Credit: Jeyaratnam Caniceus from Pixabay

Like the rest of the world, the spread of covid-19 in Africa is accompanied by the spread of misinformation about the virus.

To help the continent better manage the pandemic and the infodemic, fact-checking project Viral Facts Africa launched by the Africa Infomedic Response Alliance (AIRA) brings together health bodies like the World Health Organisation (WHO), the Africa Centers for Disease Control and Prevention (ACDC) and UNICEF.

In collaboration with UK news lab Fathm, they produce accessible social content that aims to fight misinformation and fill information gaps. The challenge of creating fact-based social content is that facts are often boring and hard to understand, while misinformation travels faster because it is simple and highly shareable.

"It's like bringing a knife to a gunfight," says Tom Trewinnard, co-founder of Fathm. "We are trying to use visual, simple and clear messages that are accessible to the public.

"Where misinformation taps into anger and fear, there isn’t really a corresponding emotion to tap into with the truth."

The team uses social staples - emojis, animation and sometimes humour when it is appropriate, to communicate medical information. The problem is not the lack of knowledge: the WHO provides ample science-based advice but it struggles to get the message across to the public. Fact-checkers can verify a piece of information but they do not have enough reach to make it go viral. So Fathm uses short text and graphics to help health organisations communicate with the population.

Users can send their questions and concerns to the Viral Facts Africa team who then either respond directly with verified information or point them towards stories that have already been fact-checked.
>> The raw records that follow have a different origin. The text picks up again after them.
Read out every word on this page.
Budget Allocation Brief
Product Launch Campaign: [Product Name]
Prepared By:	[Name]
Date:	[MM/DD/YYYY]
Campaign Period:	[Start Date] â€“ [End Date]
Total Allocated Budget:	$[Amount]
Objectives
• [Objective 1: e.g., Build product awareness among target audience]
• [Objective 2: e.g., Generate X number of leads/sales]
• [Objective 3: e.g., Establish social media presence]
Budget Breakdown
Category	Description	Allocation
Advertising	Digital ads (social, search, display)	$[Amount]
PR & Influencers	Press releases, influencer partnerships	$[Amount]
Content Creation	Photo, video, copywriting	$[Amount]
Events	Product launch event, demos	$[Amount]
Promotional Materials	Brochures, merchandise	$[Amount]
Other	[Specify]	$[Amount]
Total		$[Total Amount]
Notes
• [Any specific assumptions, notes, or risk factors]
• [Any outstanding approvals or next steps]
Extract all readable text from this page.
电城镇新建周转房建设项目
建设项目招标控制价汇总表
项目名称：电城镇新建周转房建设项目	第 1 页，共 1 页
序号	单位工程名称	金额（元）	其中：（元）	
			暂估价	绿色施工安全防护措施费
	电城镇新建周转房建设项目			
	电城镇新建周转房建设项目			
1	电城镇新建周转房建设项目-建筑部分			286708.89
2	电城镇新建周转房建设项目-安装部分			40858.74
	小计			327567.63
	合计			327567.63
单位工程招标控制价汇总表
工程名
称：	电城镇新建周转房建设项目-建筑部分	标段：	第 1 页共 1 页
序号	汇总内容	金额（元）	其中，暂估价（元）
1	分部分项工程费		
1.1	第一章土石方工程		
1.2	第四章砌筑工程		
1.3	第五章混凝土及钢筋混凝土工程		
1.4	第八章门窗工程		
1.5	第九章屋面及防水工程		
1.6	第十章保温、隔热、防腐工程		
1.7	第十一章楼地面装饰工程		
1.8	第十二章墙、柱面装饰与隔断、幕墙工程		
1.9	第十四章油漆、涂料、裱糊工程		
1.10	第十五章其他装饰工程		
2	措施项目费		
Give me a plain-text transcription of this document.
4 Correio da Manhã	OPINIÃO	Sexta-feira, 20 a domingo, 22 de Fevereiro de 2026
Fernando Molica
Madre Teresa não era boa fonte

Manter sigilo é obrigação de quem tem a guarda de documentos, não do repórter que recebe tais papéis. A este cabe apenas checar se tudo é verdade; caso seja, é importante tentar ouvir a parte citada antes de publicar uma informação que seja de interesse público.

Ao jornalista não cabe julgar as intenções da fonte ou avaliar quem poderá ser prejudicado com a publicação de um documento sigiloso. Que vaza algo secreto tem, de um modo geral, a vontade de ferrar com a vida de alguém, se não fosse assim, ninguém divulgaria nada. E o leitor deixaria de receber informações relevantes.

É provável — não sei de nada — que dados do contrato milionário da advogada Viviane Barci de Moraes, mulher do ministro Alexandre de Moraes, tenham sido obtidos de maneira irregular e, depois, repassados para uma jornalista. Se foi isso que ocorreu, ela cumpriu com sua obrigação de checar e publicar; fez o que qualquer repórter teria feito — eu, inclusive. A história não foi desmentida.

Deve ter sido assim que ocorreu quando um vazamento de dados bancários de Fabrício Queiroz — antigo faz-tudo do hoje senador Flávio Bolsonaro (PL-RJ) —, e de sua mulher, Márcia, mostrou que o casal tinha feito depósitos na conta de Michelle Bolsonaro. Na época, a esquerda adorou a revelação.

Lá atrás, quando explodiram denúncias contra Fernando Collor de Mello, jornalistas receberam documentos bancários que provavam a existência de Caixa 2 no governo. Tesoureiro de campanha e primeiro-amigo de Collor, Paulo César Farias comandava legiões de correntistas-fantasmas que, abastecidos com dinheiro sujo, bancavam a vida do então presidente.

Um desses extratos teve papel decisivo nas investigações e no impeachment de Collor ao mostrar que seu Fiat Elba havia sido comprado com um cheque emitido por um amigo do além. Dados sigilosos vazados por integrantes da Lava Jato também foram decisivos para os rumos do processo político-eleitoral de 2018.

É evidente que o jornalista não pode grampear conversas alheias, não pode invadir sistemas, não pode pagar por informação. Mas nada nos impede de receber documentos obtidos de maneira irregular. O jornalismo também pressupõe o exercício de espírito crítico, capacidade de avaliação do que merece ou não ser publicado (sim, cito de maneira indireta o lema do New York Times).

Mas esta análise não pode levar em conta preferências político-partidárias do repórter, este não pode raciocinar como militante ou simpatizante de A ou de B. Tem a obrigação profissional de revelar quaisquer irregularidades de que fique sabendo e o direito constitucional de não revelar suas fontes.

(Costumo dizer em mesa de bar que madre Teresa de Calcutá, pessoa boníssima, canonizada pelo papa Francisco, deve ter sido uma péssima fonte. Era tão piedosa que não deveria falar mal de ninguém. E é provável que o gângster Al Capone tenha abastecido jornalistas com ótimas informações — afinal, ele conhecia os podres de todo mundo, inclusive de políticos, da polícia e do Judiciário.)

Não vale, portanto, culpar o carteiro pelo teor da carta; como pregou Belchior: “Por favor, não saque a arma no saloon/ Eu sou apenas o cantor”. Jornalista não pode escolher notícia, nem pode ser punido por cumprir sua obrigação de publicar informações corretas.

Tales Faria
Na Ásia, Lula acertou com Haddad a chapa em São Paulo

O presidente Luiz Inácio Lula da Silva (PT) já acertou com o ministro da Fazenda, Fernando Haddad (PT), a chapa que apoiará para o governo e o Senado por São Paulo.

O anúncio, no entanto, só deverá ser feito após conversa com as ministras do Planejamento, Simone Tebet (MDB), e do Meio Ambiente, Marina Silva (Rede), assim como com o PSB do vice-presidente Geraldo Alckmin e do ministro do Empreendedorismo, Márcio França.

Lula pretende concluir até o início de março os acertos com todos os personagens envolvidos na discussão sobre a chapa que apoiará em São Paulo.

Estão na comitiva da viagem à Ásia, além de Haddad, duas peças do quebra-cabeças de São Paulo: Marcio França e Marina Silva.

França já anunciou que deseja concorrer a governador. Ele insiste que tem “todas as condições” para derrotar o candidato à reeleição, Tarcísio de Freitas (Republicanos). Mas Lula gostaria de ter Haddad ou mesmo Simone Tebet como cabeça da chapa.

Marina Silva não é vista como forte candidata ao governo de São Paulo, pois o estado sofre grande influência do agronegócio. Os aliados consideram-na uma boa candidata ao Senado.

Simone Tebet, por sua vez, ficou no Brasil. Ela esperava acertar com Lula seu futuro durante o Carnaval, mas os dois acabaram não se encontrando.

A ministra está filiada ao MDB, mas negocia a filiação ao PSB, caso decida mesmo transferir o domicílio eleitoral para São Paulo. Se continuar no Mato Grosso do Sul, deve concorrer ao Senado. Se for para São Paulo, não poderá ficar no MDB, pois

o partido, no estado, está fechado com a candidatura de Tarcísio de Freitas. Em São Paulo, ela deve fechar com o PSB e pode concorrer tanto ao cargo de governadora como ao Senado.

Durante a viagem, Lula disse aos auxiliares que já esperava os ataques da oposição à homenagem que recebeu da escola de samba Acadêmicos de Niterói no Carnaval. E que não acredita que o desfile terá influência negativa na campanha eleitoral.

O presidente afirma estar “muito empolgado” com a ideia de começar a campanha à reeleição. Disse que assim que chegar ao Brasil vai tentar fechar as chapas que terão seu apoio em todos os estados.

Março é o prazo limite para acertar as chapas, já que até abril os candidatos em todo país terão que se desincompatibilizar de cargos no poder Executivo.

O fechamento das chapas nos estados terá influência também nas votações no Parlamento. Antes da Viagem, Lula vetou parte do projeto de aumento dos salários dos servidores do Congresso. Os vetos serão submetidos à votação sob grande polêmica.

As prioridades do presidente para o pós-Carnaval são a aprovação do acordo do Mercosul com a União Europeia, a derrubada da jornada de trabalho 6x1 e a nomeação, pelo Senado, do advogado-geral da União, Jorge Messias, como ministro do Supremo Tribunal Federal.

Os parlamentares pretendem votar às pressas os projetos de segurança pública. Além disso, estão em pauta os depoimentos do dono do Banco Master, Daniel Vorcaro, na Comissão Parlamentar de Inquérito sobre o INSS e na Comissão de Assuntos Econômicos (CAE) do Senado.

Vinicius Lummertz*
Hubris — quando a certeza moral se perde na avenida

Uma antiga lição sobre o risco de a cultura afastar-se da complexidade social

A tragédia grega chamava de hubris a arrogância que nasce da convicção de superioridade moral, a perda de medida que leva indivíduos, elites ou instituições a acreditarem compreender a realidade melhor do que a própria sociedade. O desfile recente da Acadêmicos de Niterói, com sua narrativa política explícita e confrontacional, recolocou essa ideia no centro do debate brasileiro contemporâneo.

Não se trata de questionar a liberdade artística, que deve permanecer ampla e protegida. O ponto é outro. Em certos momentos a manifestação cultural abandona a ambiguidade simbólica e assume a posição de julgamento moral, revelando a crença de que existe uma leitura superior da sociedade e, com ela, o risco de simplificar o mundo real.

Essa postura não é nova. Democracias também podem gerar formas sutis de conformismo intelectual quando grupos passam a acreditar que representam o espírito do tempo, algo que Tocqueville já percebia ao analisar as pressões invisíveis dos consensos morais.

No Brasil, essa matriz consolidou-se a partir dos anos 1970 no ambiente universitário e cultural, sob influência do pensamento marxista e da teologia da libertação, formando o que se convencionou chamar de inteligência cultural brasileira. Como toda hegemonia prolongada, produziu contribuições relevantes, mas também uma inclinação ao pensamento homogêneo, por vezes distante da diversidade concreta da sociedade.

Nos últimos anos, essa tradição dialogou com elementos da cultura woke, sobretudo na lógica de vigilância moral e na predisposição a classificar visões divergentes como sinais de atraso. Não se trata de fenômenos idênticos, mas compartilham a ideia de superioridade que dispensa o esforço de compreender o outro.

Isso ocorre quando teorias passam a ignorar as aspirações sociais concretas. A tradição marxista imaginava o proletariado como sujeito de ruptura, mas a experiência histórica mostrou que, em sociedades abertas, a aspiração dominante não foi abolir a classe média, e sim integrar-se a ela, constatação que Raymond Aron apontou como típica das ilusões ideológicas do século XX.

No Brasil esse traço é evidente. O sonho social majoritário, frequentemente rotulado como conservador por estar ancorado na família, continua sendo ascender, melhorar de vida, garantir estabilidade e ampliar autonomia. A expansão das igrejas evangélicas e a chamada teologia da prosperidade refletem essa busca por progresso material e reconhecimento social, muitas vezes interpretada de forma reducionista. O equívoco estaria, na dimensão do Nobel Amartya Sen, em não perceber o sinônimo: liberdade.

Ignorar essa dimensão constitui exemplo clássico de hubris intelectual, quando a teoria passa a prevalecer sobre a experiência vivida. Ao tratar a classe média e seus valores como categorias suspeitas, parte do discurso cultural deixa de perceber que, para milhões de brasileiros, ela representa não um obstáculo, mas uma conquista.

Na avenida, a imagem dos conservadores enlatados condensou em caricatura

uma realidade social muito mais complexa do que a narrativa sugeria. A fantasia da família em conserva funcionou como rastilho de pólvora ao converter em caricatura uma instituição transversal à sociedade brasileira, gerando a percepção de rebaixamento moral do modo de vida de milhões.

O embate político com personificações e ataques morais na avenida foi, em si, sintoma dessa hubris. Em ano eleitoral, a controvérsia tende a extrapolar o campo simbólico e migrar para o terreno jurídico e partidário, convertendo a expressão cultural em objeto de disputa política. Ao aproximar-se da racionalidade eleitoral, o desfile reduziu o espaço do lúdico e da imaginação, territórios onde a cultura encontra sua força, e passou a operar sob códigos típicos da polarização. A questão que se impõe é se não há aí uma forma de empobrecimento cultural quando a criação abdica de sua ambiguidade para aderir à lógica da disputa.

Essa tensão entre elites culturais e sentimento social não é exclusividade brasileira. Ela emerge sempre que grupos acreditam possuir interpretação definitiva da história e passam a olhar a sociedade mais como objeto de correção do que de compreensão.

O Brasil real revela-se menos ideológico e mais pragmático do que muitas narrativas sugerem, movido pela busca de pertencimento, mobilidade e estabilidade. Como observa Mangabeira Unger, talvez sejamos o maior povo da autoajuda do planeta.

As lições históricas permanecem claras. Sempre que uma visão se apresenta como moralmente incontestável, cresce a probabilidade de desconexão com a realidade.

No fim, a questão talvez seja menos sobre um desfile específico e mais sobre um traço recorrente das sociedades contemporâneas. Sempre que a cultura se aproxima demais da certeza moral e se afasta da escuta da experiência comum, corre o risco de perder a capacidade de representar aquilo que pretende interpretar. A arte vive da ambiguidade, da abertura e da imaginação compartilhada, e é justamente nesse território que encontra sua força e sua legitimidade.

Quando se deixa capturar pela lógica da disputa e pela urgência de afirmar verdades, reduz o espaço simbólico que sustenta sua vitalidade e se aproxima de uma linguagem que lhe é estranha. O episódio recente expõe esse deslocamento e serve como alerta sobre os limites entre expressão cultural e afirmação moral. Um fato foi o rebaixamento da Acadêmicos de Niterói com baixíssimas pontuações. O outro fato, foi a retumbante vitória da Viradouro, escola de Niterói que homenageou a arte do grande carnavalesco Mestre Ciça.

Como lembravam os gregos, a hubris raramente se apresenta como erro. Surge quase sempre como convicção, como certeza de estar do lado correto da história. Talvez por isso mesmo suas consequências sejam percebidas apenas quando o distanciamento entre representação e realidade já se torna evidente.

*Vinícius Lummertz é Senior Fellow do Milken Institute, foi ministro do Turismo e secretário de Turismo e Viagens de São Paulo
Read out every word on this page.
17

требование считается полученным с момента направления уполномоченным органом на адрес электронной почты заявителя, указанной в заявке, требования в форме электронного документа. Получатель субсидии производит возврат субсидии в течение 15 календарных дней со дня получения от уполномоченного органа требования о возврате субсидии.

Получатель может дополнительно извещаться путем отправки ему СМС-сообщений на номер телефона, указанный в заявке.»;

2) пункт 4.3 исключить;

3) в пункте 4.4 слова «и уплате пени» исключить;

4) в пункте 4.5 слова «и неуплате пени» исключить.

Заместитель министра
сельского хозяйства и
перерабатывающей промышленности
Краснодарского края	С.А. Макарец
Questions tend to be very practical - not many are concerned about Bill Gates microchipping the Earth's population. People commonly ponder how alcohol affects vaccine's efficiency or worry about new virus variants.

The aim is to respond to these concerns as quickly and plainly as possible to prevent misinformation from filling the knowledge gap and then going viral.

The project also works with local fact-checkers on specific issues like rumours of herbal remedies believed to cure covid. If such story is localised, they will then collaborate with the community to produce a piece of content that uses the right tone, language, or phrases to resonate with that audience.

The creators also target what they call the super-spreader network made of the members of the public who feel empowered to spread verified information.

"We are trying to be proactive and generate visually engaging fact-checked videos within minutes so they can be widely shared before the misinformation spreads faster," says Fergus Bell, another co-founder of Fathm, adding that his team also try to understand what people may be looking at next and have that content at the ready.

However, just like anywhere else in the world, Africa too sees the rise of the antiscience movement and mistrust toward modern medicine.

Trewinnard said that the company is currently doing research to better understand the impact of Viral Facts Africa. Although the initiative has reached more than 20m people since its launch in February 2021, they do not know whether it helps people be better informed or make better decisions.

"We want to investigate these questions," he says, "and use the data to inform our future strategy." The first results are expected this month.